Ultima modifica: 9 Febbraio 2021

Il nostro impegno contro le mafie

Il nostro impegno contro le mafie

Il 21 marzo abbiamo celebrato la Giornata contro le mafie che è stata istituita in ricordo di tutte le vittime morte per mano della mafia.

La mia classe, insieme a tutte le altre classi della scuola, si è preparata a questa manifestazione leggendo una storia tratta dal libro “La classe dei banchi vuoti” scritto da don Luigi Ciotti e Sonia Maria Luce Possentini. Su questa storia abbiamo fatto molte riflessioni che ci hanno aiutato a scrivere un breve pensiero su un cartoncino.

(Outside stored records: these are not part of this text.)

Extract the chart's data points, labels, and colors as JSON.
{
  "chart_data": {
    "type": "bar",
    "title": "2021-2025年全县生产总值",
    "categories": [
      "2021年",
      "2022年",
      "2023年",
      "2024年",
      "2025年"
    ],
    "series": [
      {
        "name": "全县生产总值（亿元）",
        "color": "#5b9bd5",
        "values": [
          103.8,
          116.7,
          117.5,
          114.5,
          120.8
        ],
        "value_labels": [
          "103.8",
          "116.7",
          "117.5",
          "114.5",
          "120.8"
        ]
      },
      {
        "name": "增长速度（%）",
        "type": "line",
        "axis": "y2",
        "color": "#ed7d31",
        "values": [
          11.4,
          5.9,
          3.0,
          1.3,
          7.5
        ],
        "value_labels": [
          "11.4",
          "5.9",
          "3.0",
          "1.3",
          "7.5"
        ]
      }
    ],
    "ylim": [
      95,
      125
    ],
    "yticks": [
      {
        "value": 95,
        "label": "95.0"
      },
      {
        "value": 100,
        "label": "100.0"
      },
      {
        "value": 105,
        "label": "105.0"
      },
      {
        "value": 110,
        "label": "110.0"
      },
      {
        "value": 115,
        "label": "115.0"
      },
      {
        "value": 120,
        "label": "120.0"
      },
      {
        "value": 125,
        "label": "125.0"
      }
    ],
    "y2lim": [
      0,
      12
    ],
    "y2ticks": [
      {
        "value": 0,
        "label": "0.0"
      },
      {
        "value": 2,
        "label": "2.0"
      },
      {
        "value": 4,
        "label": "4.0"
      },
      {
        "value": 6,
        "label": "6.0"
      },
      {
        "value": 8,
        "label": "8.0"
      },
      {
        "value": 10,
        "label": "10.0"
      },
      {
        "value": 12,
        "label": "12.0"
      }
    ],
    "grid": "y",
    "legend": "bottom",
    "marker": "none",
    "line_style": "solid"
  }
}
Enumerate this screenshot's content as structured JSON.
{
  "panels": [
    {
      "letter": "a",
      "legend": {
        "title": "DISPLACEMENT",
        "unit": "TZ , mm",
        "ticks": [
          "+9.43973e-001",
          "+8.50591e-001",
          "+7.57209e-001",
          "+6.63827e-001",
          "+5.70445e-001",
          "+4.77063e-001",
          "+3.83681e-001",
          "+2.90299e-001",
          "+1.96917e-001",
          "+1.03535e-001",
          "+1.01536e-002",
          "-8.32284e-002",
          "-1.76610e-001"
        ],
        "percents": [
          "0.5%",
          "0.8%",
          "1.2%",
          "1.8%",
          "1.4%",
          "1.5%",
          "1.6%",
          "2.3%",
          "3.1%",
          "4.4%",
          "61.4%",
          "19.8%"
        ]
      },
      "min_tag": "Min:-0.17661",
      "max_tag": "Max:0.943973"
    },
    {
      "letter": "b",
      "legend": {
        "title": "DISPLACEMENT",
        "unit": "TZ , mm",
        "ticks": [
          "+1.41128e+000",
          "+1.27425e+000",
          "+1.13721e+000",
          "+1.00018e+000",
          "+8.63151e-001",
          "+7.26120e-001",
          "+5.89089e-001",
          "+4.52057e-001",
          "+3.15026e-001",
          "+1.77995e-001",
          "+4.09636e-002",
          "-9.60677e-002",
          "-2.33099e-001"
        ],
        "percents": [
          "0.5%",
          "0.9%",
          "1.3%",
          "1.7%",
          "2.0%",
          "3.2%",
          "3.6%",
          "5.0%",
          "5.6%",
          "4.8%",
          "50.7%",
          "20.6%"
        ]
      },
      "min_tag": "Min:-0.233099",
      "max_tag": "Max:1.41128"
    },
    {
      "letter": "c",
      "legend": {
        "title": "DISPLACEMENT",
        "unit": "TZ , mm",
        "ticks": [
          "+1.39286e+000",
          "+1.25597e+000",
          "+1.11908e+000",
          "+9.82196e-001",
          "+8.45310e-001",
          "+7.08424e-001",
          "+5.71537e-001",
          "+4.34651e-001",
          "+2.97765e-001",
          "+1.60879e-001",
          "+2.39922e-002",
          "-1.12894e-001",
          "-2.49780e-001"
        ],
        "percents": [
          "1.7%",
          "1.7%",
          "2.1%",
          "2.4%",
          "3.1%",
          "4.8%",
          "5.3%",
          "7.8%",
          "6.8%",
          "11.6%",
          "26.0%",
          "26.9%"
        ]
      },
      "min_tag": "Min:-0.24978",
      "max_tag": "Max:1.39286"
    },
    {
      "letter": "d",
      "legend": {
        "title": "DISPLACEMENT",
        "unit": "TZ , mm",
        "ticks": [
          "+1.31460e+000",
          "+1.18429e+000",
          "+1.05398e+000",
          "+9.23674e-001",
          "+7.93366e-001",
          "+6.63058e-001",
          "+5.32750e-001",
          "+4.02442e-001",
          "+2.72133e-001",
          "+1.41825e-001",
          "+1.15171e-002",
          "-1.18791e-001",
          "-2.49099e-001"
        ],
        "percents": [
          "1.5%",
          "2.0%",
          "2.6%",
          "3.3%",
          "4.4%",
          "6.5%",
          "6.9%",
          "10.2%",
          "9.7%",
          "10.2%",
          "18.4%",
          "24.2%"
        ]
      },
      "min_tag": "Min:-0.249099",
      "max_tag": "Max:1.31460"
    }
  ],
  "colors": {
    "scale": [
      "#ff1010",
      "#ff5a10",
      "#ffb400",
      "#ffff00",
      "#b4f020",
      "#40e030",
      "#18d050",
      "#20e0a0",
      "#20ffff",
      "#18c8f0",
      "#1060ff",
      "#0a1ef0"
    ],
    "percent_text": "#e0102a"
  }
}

La manifestazione, che si è tenuta nella piazza di Besana davanti alla chiesa principale, consisteva in un lancio dei palloncini, a cui veniva applicato il pensiero.

Io e la mia classe, la prima B, abbiamo letto la storia di Giuseppe e Salvatore Asta, 2 bambini di 6 anni morti per una esplosione architettata dalla mafia per uccidere Carlo Palermo, un magistrato che lottava contro la criminalità organizzata.

L’evento

La manifestazione è iniziata verso le 10.45 quando tutti noi ragazzi ci siamo avviati verso il centro di Besana con alcuni professori. Successivamente, ci sono stati distribuiti i palloncini. Ognuno di noi, poi, doveva attaccare il biglietto, preparato in classe, al palloncino che gli era stato dato.

Prima di lanciare il palloncino, la preside ha fatto un discorso e, successivamente, anche il sindaco della città Sergio Cazzaniga. Dopo, il sindaco dei ragazzi Simone Radaelli ha letto i nomi dei bambini vittime della mafia, le cui storie sono raccontate nel libro di don Ciotti. Infine, abbiamo lasciato andare i palloncini che sono volati via, creando uno spettacolo stupendo.

Commento personale

Secondo me questa è una manifestazione da riproporre nei prossimi anni, perchè – a mio parere – è stata molto significativa; soprattutto la lettura in classe della storia.

Inoltre, questo evento è molto importante perchè ci ha fatto riflettere su argomenti, come la mafia, sul quale, forse, prima non avevamo avuto modo di confrontarci.